A decisão constitucional do presidente do Chile, Sebastián Piñera, de colocar os militares na rua e impor um toque de recolher diante da onda de protestos que sacode o país reviveu para muitos o pesadelo da ditadura de Augusto Pinochet (1973-1990).
A imagem de tanques circulando pelas principais ruas de Santiago e de soldados situados em vários pontos da cidade lembraram a muitos o que ocorreu durante os 17 anos de regime militar, que deixou mais de 3.200 mortos e desaparecidos.

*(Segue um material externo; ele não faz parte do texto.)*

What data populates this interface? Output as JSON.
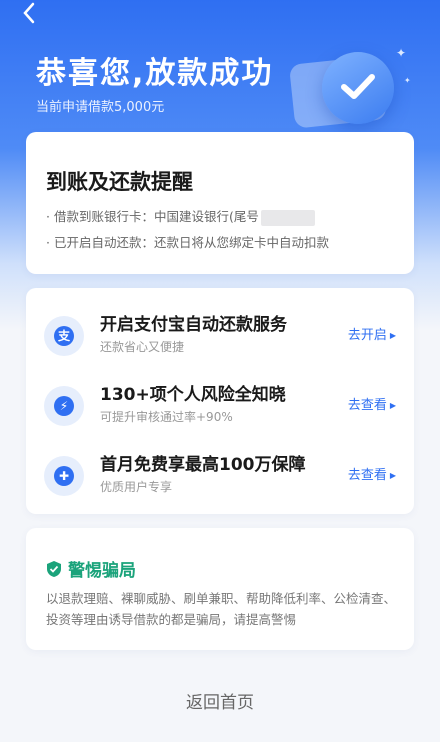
{
  "header": {
    "title": "恭喜您,放款成功",
    "subtitle": "当前申请借款5,000元"
  },
  "notice": {
    "title": "到账及还款提醒",
    "bank_line": "· 借款到账银行卡：中国建设银行(尾号",
    "auto_line": "· 已开启自动还款：还款日将从您绑定卡中自动扣款"
  },
  "services": [
    {
      "title": "开启支付宝自动还款服务",
      "subtitle": "还款省心又便捷",
      "action": "去开启",
      "icon": "alipay-icon",
      "glyph": "支"
    },
    {
      "title": "130+项个人风险全知晓",
      "subtitle": "可提升审核通过率+90%",
      "action": "去查看",
      "icon": "shield-icon",
      "glyph": "⚡"
    },
    {
      "title": "首月免费享最高100万保障",
      "subtitle": "优质用户专享",
      "action": "去查看",
      "icon": "heart-shield-icon",
      "glyph": "✚"
    }
  ],
  "warning": {
    "title": "警惕骗局",
    "text": "以退款理赔、裸聊威胁、刷单兼职、帮助降低利率、公检清查、投资等理由诱导借款的都是骗局，请提高警惕"
  },
  "footer": {
    "home_label": "返回首页"
  },
  "colors": {
    "brand": "#2f6ff2",
    "warning": "#1ba37b"
  }
}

Piñera agiu com base na Constituição quando no final de semana decretou o estado de emergência e o toque de recolher, algo inédito em 29 anos de democracia.
As gerações mais jovens, criadas na democracia e sem a memória dos anos de chumbo, desafiam sem medo nas ruas as forças de segurança.
Nas redes sociais se multiplicam as comparações entre a atual repressão e os anos da ditadura, com menções sobre os "desaparecidos", centros de detenção e os abusos dos militares.
A atual onda de protestos já deixou 18 mortos, cinco dos quais em ações de militares e policiais, segundo fontes da Promotoria, do governo e do Instituto Nacional de Direitos Humanos (INDH), que até a tarde desta quarta-feira informava ainda 173 "feridos por armas de fogo" e 2.138 detidos.
- Explicações oficiais -
O governo afirma que "tudo está sendo investigado". "Todos os antecedentes foram entregues pelas próprias instituições", destacou Andrés Chadwick, ministro do Interior e Segurança.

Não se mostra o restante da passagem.